Nell’epica di Omero, Ulisse non è un eroe per forza fisica, ma per la sua mente acuta. Mentre altri guerrieri combattono con la spada, lui vince con le parole, i piani e l’inganno. La sua fama di uomo astuto nasce già durante la guerra di Troia: è lui a ideare il cavallo di legno, l’inganno che decide le sorti della battaglia. Ma la vera prova della sua intelligenza inizia al termine della guerra, quando inizia il lungo viaggio di ritorno a Itaca.

Nei dodici libri dell’Odissea, Ulisse affronta mostri, dei e tentazioni. Ogni volta, non si affida alla forza bruta, ma alla stratagemma. Quando incontra il ciclope Polifemo, non cerca di ucciderlo di peso: si presenta come “Nessuno”, gli acceca l’occhio e si salva nascondendosi sotto un montone. Un trucco semplice, ma geniale. Più tardi, resiste alle sirene tappandosi le orecchie ai rematori e legandosi all’albero della nave. Sa di non poter resistere al loro canto, ma ne studia il modo per sopravvivere.

Ulisse è anche un uomo curioso, a volte troppo. La sua sete di conoscenza lo porta a rischiare, come quando si spinge nel regno dei morti o decide di ascoltare il canto delle sirene. Ma proprio questa curiosità gli permette di imparare, di crescere, di tornare a casa non solo vivo, ma più saggio.
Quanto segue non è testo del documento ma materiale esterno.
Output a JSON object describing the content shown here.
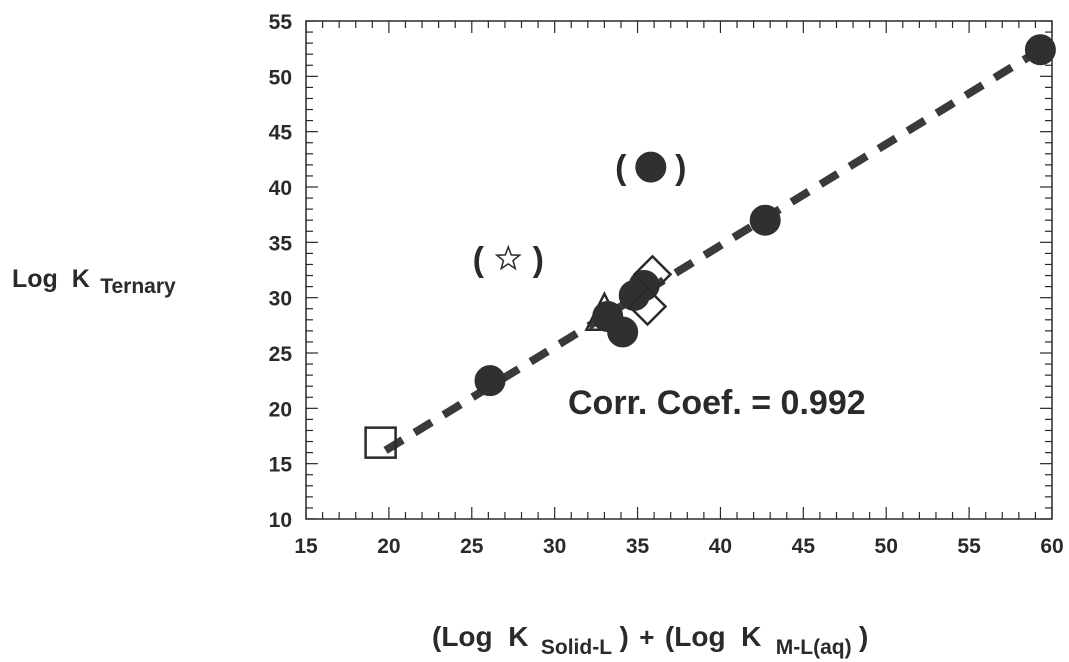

Il suo ritorno a Itaca è un capolavoro di ingegno: si nasconde sotto false identità, osserva, aspetta il momento giusto. Solo allora rivela chi è, sconfigge i Proci e recupera moglie e trono. Non con la violenza cieca, ma con la mente. Per questo Ulisse, dopo tremila anni, resta un simbolo: non del guerriero, ma dell’uomo intelligente che sa usare le parole, il tempo e il silenzio come armi.